The lines() function and line types

As noted in Chapter 2, numerical data is often assumed to conform approximately to a Gaussian probability distribution, characterized by the bell curve. One point of this exercise is to show what this bell curve looks like for exactly Gaussian data and the other is to show how the lines() function can be used to add lines to an existing plot.

The curves you are asked to draw here have the same basic shape but differ in their details (specifically, the means and standard deviations of these Gaussian distributions are different). For this reason, it is useful to draw these curves with different line types to help us distinguish them.

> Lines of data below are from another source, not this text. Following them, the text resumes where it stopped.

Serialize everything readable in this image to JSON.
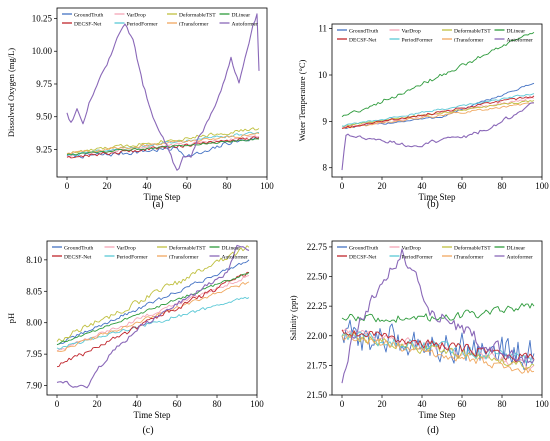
{
  "legend_labels": [
    "GroundTruth",
    "VarDrop",
    "DeformableTST",
    "DLinear",
    "DECSF-Net",
    "PeriodFormer",
    "iTransformer",
    "Autoformer"
  ],
  "colors": {
    "GroundTruth": "#4472c4",
    "VarDrop": "#f4a6b7",
    "DeformableTST": "#c0c040",
    "DLinear": "#2e9b3c",
    "DECSF-Net": "#c0262d",
    "PeriodFormer": "#5bc8d6",
    "iTransformer": "#f0a860",
    "Autoformer": "#8a68b8"
  },
  "chart_data": [
    {
      "type": "line",
      "panel_label": "(a)",
      "xlabel": "Time Step",
      "ylabel": "Dissolved Oxygen (mg/L)",
      "xlim": [
        -5,
        100
      ],
      "ylim": [
        9.04,
        10.33
      ],
      "xticks": [
        0,
        20,
        40,
        60,
        80,
        100
      ],
      "yticks": [
        9.25,
        9.5,
        9.75,
        10.0,
        10.25
      ],
      "ytick_labels": [
        "9.25",
        "9.50",
        "9.75",
        "10.00",
        "10.25"
      ],
      "n_points": 97,
      "series": [
        {
          "name": "GroundTruth",
          "keypoints": [
            [
              0,
              9.2
            ],
            [
              20,
              9.21
            ],
            [
              40,
              9.24
            ],
            [
              55,
              9.26
            ],
            [
              60,
              9.2
            ],
            [
              70,
              9.23
            ],
            [
              80,
              9.3
            ],
            [
              96,
              9.34
            ]
          ],
          "noise": 0.025
        },
        {
          "name": "VarDrop",
          "keypoints": [
            [
              0,
              9.2
            ],
            [
              96,
              9.35
            ]
          ],
          "noise": 0.015
        },
        {
          "name": "DeformableTST",
          "keypoints": [
            [
              0,
              9.22
            ],
            [
              96,
              9.41
            ]
          ],
          "noise": 0.02
        },
        {
          "name": "DLinear",
          "keypoints": [
            [
              0,
              9.21
            ],
            [
              96,
              9.33
            ]
          ],
          "noise": 0.01
        },
        {
          "name": "DECSF-Net",
          "keypoints": [
            [
              0,
              9.19
            ],
            [
              96,
              9.34
            ]
          ],
          "noise": 0.02
        },
        {
          "name": "PeriodFormer",
          "keypoints": [
            [
              0,
              9.21
            ],
            [
              96,
              9.38
            ]
          ],
          "noise": 0.015
        },
        {
          "name": "iTransformer",
          "keypoints": [
            [
              0,
              9.22
            ],
            [
              96,
              9.37
            ]
          ],
          "noise": 0.015
        },
        {
          "name": "Autoformer",
          "keypoints": [
            [
              0,
              9.53
            ],
            [
              2,
              9.45
            ],
            [
              5,
              9.55
            ],
            [
              8,
              9.45
            ],
            [
              11,
              9.6
            ],
            [
              15,
              9.75
            ],
            [
              20,
              9.9
            ],
            [
              25,
              10.1
            ],
            [
              29,
              10.2
            ],
            [
              33,
              10.08
            ],
            [
              38,
              9.75
            ],
            [
              43,
              9.5
            ],
            [
              48,
              9.35
            ],
            [
              52,
              9.2
            ],
            [
              55,
              9.08
            ],
            [
              58,
              9.18
            ],
            [
              62,
              9.2
            ],
            [
              66,
              9.35
            ],
            [
              70,
              9.45
            ],
            [
              74,
              9.58
            ],
            [
              78,
              9.75
            ],
            [
              82,
              9.95
            ],
            [
              86,
              9.75
            ],
            [
              90,
              10.0
            ],
            [
              93,
              10.2
            ],
            [
              95,
              10.28
            ],
            [
              96,
              9.85
            ]
          ],
          "noise": 0.02
        }
      ]
    },
    {
      "type": "line",
      "panel_label": "(b)",
      "xlabel": "Time Step",
      "ylabel": "Water Temperature (°C)",
      "xlim": [
        -5,
        100
      ],
      "ylim": [
        7.8,
        11.1
      ],
      "xticks": [
        0,
        20,
        40,
        60,
        80,
        100
      ],
      "yticks": [
        8,
        9,
        10,
        11
      ],
      "ytick_labels": [
        "8",
        "9",
        "10",
        "11"
      ],
      "n_points": 97,
      "series": [
        {
          "name": "GroundTruth",
          "keypoints": [
            [
              0,
              8.85
            ],
            [
              50,
              9.1
            ],
            [
              96,
              9.82
            ]
          ],
          "noise": 0.03
        },
        {
          "name": "VarDrop",
          "keypoints": [
            [
              0,
              8.85
            ],
            [
              96,
              9.5
            ]
          ],
          "noise": 0.04
        },
        {
          "name": "DeformableTST",
          "keypoints": [
            [
              0,
              8.9
            ],
            [
              96,
              9.45
            ]
          ],
          "noise": 0.03
        },
        {
          "name": "DLinear",
          "keypoints": [
            [
              0,
              9.1
            ],
            [
              30,
              9.6
            ],
            [
              60,
              10.2
            ],
            [
              96,
              10.92
            ]
          ],
          "noise": 0.06
        },
        {
          "name": "DECSF-Net",
          "keypoints": [
            [
              0,
              8.85
            ],
            [
              96,
              9.55
            ]
          ],
          "noise": 0.04
        },
        {
          "name": "PeriodFormer",
          "keypoints": [
            [
              0,
              8.9
            ],
            [
              96,
              9.6
            ]
          ],
          "noise": 0.03
        },
        {
          "name": "iTransformer",
          "keypoints": [
            [
              0,
              8.85
            ],
            [
              96,
              9.4
            ]
          ],
          "noise": 0.03
        },
        {
          "name": "Autoformer",
          "keypoints": [
            [
              0,
              7.95
            ],
            [
              2,
              8.7
            ],
            [
              20,
              8.6
            ],
            [
              35,
              8.45
            ],
            [
              50,
              8.6
            ],
            [
              65,
              8.7
            ],
            [
              80,
              9.0
            ],
            [
              96,
              9.4
            ]
          ],
          "noise": 0.06
        }
      ]
    },
    {
      "type": "line",
      "panel_label": "(c)",
      "xlabel": "Time Step",
      "ylabel": "pH",
      "xlim": [
        -5,
        100
      ],
      "ylim": [
        7.885,
        8.13
      ],
      "xticks": [
        0,
        20,
        40,
        60,
        80,
        100
      ],
      "yticks": [
        7.9,
        7.95,
        8.0,
        8.05,
        8.1
      ],
      "ytick_labels": [
        "7.90",
        "7.95",
        "8.00",
        "8.05",
        "8.10"
      ],
      "n_points": 97,
      "series": [
        {
          "name": "GroundTruth",
          "keypoints": [
            [
              0,
              7.965
            ],
            [
              96,
              8.1
            ]
          ],
          "noise": 0.004
        },
        {
          "name": "VarDrop",
          "keypoints": [
            [
              0,
              7.955
            ],
            [
              96,
              8.075
            ]
          ],
          "noise": 0.004
        },
        {
          "name": "DeformableTST",
          "keypoints": [
            [
              0,
              7.97
            ],
            [
              96,
              8.12
            ]
          ],
          "noise": 0.007
        },
        {
          "name": "DLinear",
          "keypoints": [
            [
              0,
              7.965
            ],
            [
              96,
              8.08
            ]
          ],
          "noise": 0.003
        },
        {
          "name": "DECSF-Net",
          "keypoints": [
            [
              0,
              7.93
            ],
            [
              96,
              8.08
            ]
          ],
          "noise": 0.006
        },
        {
          "name": "PeriodFormer",
          "keypoints": [
            [
              0,
              7.96
            ],
            [
              96,
              8.04
            ]
          ],
          "noise": 0.004
        },
        {
          "name": "iTransformer",
          "keypoints": [
            [
              0,
              7.955
            ],
            [
              96,
              8.065
            ]
          ],
          "noise": 0.004
        },
        {
          "name": "Autoformer",
          "keypoints": [
            [
              0,
              7.905
            ],
            [
              10,
              7.9
            ],
            [
              15,
              7.895
            ],
            [
              20,
              7.925
            ],
            [
              30,
              7.96
            ],
            [
              40,
              7.99
            ],
            [
              55,
              8.02
            ],
            [
              70,
              8.05
            ],
            [
              85,
              8.08
            ],
            [
              90,
              8.12
            ],
            [
              96,
              8.115
            ]
          ],
          "noise": 0.005
        }
      ]
    },
    {
      "type": "line",
      "panel_label": "(d)",
      "xlabel": "Time Step",
      "ylabel": "Salinity (ppt)",
      "xlim": [
        -5,
        100
      ],
      "ylim": [
        21.5,
        22.8
      ],
      "xticks": [
        0,
        20,
        40,
        60,
        80,
        100
      ],
      "yticks": [
        21.5,
        21.75,
        22.0,
        22.25,
        22.5,
        22.75
      ],
      "ytick_labels": [
        "21.50",
        "21.75",
        "22.00",
        "22.25",
        "22.50",
        "22.75"
      ],
      "n_points": 97,
      "series": [
        {
          "name": "GroundTruth",
          "keypoints": [
            [
              0,
              22.0
            ],
            [
              96,
              21.85
            ]
          ],
          "noise": 0.18
        },
        {
          "name": "VarDrop",
          "keypoints": [
            [
              0,
              22.05
            ],
            [
              96,
              21.75
            ]
          ],
          "noise": 0.05
        },
        {
          "name": "DeformableTST",
          "keypoints": [
            [
              0,
              22.0
            ],
            [
              96,
              21.75
            ]
          ],
          "noise": 0.06
        },
        {
          "name": "DLinear",
          "keypoints": [
            [
              0,
              22.15
            ],
            [
              50,
              22.15
            ],
            [
              96,
              22.25
            ]
          ],
          "noise": 0.05
        },
        {
          "name": "DECSF-Net",
          "keypoints": [
            [
              0,
              22.05
            ],
            [
              96,
              21.8
            ]
          ],
          "noise": 0.06
        },
        {
          "name": "PeriodFormer",
          "keypoints": [
            [
              0,
              22.0
            ],
            [
              96,
              21.8
            ]
          ],
          "noise": 0.07
        },
        {
          "name": "iTransformer",
          "keypoints": [
            [
              0,
              22.0
            ],
            [
              96,
              21.7
            ]
          ],
          "noise": 0.05
        },
        {
          "name": "Autoformer",
          "keypoints": [
            [
              0,
              21.6
            ],
            [
              5,
              22.0
            ],
            [
              15,
              22.3
            ],
            [
              25,
              22.6
            ],
            [
              30,
              22.7
            ],
            [
              35,
              22.55
            ],
            [
              45,
              22.2
            ],
            [
              60,
              22.05
            ],
            [
              75,
              21.9
            ],
            [
              96,
              21.8
            ]
          ],
          "noise": 0.08
        }
      ]
    }
  ]
}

Note that line types are set by the lty argument, with the default value lty = 1 specifying solid lines, lty = 2 specifying dashed lines, and lty = 3 specifying dotted lines. Also note that the lwd argument specifies the relative width.

Instructions
100 XP
  • Create a numerical variable x with 200 evenly-spaced values from 0 to 10.
  • Using the dnorm() function, generate a vector gauss1 of Gaussian probability densities for this range of x values, with mean 2 and standard deviation 0.2.
  • Using the dnorm() function, generate a vector gauss2 of Gaussian probability densities for this range of x values, with mean 4 and standard deviation 0.5.
  • Generate a plot of gauss1 vs. x with lines and a y-axis label "Gaussian probability density".
  • Using the lines() function, add a second dashed line for gauss2 vs. x with relative width 3 (refer to the line type plot to select the lty parameter).